La Coalition Union 138 se réjouit des résultats de l’étude sur le pont sur le Saguenay, qui ne laissent rien de côté et qui le désignent à tout coup comme la meilleure option. Un meilleur retour sur l’investissement et un gain en productivité; voici les points soulevés qui font sourire les défenseurs du projet.
C’est un « choix payant », disent la Coalition Union 138, l’Assemblée des MRC de la Côte-Nord, l’Alliance des chambres de commerce et de l’industrie de la Côte-Nord et la Société du Pont sur le Saguenay.
Les intervenants de ces organisations ont tenu une conférence de presse le 16 juillet, pour dévoiler les grandes lignes de l’étude.
Selon l’analyse « avantages – coûts », le résultat démontre que pour chaque dollar investi, le retour sur l’investissement en construisant le pont est de 0.69$ contrairement à 0.48$ pour l’optimisation du service des traversiers.
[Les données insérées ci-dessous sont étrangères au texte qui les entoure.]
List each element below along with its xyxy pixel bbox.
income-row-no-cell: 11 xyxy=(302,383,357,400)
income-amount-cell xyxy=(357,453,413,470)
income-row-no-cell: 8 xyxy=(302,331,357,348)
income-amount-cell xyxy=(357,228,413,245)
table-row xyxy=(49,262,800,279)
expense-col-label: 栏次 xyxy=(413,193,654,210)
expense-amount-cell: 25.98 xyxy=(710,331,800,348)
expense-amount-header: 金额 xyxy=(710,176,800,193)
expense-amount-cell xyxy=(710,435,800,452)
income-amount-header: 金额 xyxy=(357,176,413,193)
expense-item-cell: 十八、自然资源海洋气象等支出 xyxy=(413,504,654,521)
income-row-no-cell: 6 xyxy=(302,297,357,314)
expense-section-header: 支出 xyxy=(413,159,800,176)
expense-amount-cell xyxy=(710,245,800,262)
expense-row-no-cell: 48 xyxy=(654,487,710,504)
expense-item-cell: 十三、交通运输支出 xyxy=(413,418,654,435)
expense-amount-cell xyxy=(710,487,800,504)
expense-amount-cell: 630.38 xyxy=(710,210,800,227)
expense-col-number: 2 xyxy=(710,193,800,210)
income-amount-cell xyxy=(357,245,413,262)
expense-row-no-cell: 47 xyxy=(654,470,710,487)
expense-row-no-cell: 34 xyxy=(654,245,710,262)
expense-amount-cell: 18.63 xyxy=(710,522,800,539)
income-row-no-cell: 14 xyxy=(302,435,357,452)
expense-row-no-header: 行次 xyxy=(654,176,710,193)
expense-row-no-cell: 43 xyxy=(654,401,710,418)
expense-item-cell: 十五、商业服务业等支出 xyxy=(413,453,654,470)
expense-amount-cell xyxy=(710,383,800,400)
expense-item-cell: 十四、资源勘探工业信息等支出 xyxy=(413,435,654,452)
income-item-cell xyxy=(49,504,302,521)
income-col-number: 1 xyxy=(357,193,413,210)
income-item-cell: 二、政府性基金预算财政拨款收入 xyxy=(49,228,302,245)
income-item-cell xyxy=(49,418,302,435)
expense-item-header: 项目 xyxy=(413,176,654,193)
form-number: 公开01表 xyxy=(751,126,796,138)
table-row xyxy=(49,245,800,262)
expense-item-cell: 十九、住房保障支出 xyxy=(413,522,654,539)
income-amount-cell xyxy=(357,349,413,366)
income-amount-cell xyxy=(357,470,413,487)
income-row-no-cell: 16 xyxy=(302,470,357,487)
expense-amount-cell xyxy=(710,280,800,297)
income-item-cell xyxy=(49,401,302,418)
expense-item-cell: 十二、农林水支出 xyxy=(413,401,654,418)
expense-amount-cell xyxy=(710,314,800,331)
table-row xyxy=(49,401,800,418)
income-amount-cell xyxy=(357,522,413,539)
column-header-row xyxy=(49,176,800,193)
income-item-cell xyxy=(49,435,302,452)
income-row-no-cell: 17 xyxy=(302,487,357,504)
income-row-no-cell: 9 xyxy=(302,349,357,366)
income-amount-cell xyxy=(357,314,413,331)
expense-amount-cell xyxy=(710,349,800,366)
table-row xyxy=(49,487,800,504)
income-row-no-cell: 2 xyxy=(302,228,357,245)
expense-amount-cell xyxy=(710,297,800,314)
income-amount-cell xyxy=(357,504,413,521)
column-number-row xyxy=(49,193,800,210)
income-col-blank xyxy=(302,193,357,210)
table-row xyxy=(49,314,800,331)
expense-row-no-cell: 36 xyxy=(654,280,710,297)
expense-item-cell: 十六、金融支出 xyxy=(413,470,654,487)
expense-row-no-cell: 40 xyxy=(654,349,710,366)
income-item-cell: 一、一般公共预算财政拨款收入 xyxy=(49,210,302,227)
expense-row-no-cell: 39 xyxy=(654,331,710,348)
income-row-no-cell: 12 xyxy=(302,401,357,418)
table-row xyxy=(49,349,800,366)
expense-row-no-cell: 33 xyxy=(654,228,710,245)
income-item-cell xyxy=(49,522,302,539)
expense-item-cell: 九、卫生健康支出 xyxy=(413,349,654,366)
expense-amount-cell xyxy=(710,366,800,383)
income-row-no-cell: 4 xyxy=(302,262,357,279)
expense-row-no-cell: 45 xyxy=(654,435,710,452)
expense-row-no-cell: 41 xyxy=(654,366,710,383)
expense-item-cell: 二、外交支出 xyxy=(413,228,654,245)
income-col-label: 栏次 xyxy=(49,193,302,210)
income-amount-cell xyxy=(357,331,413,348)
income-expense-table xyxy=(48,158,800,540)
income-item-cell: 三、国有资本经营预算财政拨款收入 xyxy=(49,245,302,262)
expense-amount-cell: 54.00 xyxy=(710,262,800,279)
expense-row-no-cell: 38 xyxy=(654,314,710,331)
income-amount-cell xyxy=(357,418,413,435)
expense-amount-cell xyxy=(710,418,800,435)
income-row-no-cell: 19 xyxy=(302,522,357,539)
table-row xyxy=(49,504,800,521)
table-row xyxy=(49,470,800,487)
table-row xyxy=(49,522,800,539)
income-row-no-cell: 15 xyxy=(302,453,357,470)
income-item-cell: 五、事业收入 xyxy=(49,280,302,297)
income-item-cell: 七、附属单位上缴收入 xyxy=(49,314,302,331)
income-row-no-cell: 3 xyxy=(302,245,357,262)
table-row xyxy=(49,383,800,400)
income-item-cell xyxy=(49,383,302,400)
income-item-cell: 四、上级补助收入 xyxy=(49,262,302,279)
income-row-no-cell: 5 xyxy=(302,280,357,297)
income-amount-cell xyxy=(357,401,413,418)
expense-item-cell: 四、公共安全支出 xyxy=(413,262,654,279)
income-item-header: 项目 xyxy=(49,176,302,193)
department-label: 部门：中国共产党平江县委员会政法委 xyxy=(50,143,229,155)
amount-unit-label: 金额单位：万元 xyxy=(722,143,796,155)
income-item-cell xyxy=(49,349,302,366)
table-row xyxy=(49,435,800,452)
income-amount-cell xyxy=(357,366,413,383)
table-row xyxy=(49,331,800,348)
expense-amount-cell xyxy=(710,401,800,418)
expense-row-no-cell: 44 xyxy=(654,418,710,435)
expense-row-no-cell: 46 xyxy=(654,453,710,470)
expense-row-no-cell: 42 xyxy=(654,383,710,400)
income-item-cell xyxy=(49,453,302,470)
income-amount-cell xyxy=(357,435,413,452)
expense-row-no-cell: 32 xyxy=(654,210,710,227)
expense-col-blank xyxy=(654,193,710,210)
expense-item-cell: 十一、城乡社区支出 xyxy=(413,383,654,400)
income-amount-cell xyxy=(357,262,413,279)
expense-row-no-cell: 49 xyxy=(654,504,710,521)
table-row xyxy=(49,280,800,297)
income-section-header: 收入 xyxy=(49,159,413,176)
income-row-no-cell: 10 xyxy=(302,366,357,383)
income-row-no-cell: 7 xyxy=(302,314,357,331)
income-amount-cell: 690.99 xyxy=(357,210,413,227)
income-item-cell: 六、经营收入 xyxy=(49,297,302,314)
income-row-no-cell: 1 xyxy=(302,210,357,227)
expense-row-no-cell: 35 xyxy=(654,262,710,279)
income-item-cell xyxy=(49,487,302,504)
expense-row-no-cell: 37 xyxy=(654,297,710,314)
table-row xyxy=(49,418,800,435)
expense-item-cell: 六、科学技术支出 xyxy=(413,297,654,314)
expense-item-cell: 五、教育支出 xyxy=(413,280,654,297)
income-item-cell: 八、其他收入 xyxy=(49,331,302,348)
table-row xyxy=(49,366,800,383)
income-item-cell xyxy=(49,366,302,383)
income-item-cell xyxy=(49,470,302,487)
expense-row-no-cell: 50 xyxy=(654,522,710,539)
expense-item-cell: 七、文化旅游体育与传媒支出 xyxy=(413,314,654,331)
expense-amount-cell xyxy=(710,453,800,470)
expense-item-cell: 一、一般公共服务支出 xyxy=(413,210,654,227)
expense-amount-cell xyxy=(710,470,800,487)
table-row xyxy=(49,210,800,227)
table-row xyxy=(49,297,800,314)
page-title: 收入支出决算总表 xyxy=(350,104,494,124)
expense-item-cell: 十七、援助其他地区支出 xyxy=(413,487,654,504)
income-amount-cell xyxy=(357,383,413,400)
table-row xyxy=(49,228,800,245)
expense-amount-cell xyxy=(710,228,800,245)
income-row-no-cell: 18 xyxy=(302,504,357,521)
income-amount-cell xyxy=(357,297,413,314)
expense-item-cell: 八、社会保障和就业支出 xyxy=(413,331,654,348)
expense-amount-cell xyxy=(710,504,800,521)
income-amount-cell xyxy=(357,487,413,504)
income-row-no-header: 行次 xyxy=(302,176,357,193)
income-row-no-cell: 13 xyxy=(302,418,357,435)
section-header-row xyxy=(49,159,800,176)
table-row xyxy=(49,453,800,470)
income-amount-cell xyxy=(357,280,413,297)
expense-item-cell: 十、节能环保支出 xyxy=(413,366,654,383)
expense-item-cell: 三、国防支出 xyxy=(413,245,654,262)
À ces sommes épargnées, les analyses complémentaires soulignent qu’il y aurait un gain en productivité qui se chiffrerait aux alentours de 85 M$ par an sur le PIB de la région.
« C’est certain que je retiens ce chiffre », lance Antonio Hortas de l’Alliance des chambres de commerce et de l’industrie de la Côte-Nord.
« Ce sera bénéfique pour les grandes entreprises, mais aussi pour les petites et moyennes entreprises. »
Le « corridor C » versus la traverse
Selon ce qu’explique Marcel Furlong, président de l’Assemblée des MRC de la Côte-Nord, l’option gagnante à tout coup, c’est le « corridor C ». À l’inverse, l’option qui arrive en bas de la liste, c’est le maintien et l’amélioration des traversiers.
« Il y a eu quatre possibilités d’étudiées et celle qui donne les moins bons résultats, c’est de maintenir la traverse en fonction », explique-t-il.
Trois corridors ont été étudiés pour la construction du pont. Celui qui a été retenu est situé à 300 mètres au nord de l’endroit où se trouvent les traversiers.
Tout a été analysé
Le porte-parole de la Coalition Union 138, Guillaume Tremblay, réitère que « tout a été pensé » dans l’étude qui leur a été présentée ce printemps.
« Toutes les pierres ont été retournées de bord. Rien n’a été oublié par le bureau des grands projets. Tout ce qu’il y a comme préoccupation a été bien étudié. On est satisfait du travail. […] Cette étude-là est bonne pour 10-15 ans », dit-il.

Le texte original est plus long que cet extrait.